100 comments on “LEARN ENGLISH | BILL GATES: Harvard Commencement Address (English Subtitles)

  1. I never knew these videos were uploaded for learning English… I just subscribed your channel thinking these were motivational and inspirational speeches. And infact they are! Thanks for uploading such speeches.. kindly upload more like this.. from famous leaders …Good people.. Awwh! Great speech it was!! Thanks once again!

  2. WOW I just came from the speech of steve jobs, and I learn how to live and the value of life and death. But this guy has a bigger purpose in life, it might sound boring, but he is pushing and saving the life of humanity beyond. I think he is solving a problem that no one is trying to solve before. So deep as expected to a scorpio guy. Thinking beyond life

  3. Bill help me go working América industrial fabric armazém, reciclin fabric armazém, construção Civil ,God bless you's Family

  4. I just want to say only a thing, that words you're explaining in this video are priceless. I have no words to describe about the same.

  5. It's really thought-provoking. That make me want to do something for the issue, but I can't. I am still struggling in my life and limited by my class. It really really hard for me to break this situation. We are created unequal.

  6. Sir, Mr Bill gate, you are a greatest man of the world. God's gift to whole world. I love you and pray for your long life.

  7. 168/5000

    Hello Bill, I speak to you from the future. Do you know what people did with your advices? They elected Donald Trump president and they built a wall to keep the poor out.

  8. Sir, You are one of the finest human being, Your additional wealth always used for betterment of the poor and helpless people, as you wish do and you are also encouraging others to follow your noble path. your enormous wealth never changed you, instead it made you more humane and this world requires more people like you.

    May Almighty bless you many more years of health and successful life.

  9. Hilarious at the beginning! So much FUN (which is important). THAN so much beautiful vision for a better world! Let's do it! Let's make this Planet a better one by attacking the Inequities!
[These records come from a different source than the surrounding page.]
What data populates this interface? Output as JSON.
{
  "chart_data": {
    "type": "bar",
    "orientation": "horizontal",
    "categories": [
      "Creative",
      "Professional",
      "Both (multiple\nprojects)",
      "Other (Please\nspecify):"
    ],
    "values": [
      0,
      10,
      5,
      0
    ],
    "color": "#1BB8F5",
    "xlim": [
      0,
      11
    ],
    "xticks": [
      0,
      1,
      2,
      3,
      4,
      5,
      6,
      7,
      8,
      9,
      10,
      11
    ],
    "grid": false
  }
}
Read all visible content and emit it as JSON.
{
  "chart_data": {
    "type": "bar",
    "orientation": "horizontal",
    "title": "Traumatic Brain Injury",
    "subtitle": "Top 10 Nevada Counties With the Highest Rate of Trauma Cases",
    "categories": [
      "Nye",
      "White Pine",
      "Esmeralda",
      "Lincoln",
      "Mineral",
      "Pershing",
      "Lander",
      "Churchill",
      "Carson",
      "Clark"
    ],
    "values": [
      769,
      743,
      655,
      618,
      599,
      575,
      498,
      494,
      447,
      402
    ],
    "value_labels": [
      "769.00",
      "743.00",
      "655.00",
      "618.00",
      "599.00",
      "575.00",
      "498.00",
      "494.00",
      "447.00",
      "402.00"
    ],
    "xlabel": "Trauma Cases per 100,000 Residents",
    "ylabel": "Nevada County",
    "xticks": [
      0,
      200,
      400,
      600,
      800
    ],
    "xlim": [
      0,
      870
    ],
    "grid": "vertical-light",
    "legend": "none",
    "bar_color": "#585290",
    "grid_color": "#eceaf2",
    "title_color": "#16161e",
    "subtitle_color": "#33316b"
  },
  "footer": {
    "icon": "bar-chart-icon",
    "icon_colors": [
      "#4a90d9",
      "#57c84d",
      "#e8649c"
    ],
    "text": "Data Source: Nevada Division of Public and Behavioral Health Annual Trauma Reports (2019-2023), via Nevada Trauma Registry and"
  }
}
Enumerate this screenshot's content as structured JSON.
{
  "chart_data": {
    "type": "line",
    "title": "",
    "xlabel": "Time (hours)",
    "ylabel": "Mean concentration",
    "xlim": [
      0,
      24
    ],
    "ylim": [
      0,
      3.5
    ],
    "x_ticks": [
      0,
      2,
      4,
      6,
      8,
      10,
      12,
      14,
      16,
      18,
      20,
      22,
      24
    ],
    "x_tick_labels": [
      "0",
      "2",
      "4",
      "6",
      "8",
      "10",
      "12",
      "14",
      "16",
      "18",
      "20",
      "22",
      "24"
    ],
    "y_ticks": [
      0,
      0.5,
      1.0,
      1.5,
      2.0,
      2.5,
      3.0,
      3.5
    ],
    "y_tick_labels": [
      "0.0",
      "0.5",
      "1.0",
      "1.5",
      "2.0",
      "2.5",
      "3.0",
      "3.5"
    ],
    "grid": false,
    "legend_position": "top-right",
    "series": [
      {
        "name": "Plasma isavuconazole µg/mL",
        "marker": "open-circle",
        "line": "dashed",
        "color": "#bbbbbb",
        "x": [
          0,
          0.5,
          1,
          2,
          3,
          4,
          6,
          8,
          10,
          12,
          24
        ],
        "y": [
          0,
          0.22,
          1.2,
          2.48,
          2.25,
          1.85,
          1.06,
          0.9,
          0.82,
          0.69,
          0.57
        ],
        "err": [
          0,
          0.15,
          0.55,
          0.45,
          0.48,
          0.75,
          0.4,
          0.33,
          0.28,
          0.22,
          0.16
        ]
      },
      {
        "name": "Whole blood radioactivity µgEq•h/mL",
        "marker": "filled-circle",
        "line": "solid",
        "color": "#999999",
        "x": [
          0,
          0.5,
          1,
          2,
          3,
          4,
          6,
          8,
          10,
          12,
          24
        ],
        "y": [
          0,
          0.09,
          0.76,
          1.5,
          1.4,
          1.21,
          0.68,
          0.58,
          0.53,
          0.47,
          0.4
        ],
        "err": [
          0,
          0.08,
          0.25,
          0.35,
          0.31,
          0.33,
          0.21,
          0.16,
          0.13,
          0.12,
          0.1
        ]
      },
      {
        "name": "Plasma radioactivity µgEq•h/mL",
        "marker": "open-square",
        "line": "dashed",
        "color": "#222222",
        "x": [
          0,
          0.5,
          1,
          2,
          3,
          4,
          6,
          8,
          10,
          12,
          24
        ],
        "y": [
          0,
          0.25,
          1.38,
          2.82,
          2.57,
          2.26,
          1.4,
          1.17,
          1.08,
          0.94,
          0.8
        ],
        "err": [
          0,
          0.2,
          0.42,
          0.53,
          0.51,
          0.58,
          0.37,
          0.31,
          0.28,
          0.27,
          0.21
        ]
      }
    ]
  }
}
  10. ❤️ You can download our FREE English eBooks, the full TRANSCRIPT, and the AUDIO of this speech on our website:
    Always FREE ❤️Thanks!

  11. Wao very easy English ma'am you spoke …😊 actually I got understand what did you speak… And I followed your instructions 2or 3 days …but I started little speak. Because no idea came I'm my mind what to speak you r right…when I think now I started speaking English then I spoke general lines like what r u doing and what happened how r u and then I stopped after what should I speak… I lost I forgot 😁😁😁😁

  12. Really Awesome work done by Melida-Gate foundations on health issue and saved a millions of life of human from a rare diseases….. Thanks and congratulations to Melinda and Bill gate for doing a such valuable work for human life….!!!!!💐💐💐💐👍👍👍👍

  13. I found your channel by chance but i think i am too lucky ….and you know whts great in your channel it is good for english learners but great for having these type of life teachings 😘😘

  14. Hello. My name is Azat. I have II degree of disability. I work in the L-Capital Corporation. My job is to find investors. Do you have any familiar entrepreneurs who are working in big businesses? Who is also engaged in charity…

  15. My educational tips value is $10 millions cost students created .at least 100 dallors not reach my position is very bad They creted like this .

  16. This video is so inspiring! We should think more about those who don’t have enough food to eat everyday. Because the iniquity, many Einstens have died with out show their gifts to world, many of them, should solve the biggest world’s problems.

  17. It is great to save millions of children in poor countries. Poor countries because of corruption. Will these saved children have mercy on us when the come over to Europe or the USA?



  20. Really you are right about this subject so everyone can give something is very important for others that mean it is honour to sacrifice for others

  21. Dear respected and honourableSir, very good and happy.He is an intelligent person in the world.Thanks a million from INDAJ.